Most of my concerns are internal. Getting people embraced by the culture and steeped in their job function moves slow when you're adding three employees a week. And because we're hustling to the next deal so quickly, we haven't done well with leveraging our mistakes to improve the business. The trick is to take a compressed sense of history and disgorge it. On the other hand, take our Netscape deal - it's a two-year deal, and we're two months into it. We could conduct a post-mortem on the negotiation.

The hyperventilating market hasn't seemed to curb your appetite for new partners. How do you separate perception from reality?

I try to be a voice of practicality. Remind people that though they might get quoted in The Wall Street Journal three times a week and they're only 26 years old, it's not a bad idea to ask themselves, "Would you want the product to turn out this way? Is it best of breed?" At the same time, you can end up breathing your own exhaust a little too frequently.

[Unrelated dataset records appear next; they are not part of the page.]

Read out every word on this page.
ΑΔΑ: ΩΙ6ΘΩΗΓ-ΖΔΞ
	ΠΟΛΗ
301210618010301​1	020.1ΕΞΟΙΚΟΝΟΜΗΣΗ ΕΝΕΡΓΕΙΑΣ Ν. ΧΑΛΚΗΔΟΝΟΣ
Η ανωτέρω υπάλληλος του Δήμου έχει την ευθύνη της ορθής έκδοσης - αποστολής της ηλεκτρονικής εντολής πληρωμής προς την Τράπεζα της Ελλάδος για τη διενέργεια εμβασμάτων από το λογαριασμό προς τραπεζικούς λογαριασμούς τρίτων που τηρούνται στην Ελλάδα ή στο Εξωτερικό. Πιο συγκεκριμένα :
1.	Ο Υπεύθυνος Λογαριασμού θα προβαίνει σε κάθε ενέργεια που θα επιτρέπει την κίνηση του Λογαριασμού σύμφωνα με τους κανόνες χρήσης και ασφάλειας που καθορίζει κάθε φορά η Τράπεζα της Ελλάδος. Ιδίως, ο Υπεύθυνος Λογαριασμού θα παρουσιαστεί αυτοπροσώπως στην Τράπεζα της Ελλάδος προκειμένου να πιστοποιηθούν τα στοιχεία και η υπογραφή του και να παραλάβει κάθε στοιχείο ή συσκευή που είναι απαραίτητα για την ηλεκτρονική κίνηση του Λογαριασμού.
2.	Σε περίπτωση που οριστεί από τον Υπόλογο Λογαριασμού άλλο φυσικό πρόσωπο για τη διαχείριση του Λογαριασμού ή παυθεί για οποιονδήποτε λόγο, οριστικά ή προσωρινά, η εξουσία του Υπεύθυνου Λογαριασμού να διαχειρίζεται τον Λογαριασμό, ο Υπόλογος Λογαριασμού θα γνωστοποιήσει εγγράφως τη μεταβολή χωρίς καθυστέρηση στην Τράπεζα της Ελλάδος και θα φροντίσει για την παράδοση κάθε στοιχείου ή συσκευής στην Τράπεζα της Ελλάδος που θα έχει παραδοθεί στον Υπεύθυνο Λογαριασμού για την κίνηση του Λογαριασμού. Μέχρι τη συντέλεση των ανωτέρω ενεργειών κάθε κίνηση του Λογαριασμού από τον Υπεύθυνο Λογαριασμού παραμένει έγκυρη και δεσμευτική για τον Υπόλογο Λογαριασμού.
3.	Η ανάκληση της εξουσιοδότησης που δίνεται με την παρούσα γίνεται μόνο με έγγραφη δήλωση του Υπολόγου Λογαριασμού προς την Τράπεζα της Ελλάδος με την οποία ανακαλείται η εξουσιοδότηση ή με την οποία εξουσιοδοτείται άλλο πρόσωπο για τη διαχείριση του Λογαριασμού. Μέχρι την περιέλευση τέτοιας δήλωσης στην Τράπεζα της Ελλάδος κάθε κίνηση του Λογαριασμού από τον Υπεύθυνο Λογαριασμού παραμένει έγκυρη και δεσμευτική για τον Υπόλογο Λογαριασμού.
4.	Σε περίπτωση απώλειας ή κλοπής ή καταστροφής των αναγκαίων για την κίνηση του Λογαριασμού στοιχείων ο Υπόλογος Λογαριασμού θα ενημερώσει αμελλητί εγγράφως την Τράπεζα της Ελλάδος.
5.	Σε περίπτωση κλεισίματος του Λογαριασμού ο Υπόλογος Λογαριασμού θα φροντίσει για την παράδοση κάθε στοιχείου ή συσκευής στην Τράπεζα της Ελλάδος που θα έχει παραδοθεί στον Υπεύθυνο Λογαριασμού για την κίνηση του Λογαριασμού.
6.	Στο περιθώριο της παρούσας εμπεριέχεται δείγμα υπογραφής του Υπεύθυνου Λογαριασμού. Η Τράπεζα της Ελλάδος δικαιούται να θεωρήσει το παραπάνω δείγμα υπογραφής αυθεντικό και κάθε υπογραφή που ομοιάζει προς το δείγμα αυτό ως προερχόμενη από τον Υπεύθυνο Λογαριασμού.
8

A hard transition from the outdoor life to the city of bits?

TV was very SWAT-team oriented - 10 guys arriving in Africa's Ituri rain forest and you have nine days of shooting budgeted at US$75,000 a day. The clock's ticking, everything centers on urgency. It turned out to be an appropriate training ground and helped me bleach out corporate-style decisionmaking.

Excite's market cap is around $2 billion. Have you earned it?

I don't think about it much, frankly. I try to come in, switch the lights on, do as much as I can each day, then switch the lights off. And come back the next day. Whether our market cap should be one, two, or eight billion doesn't matter. It's not my measure, it's Wall Street's.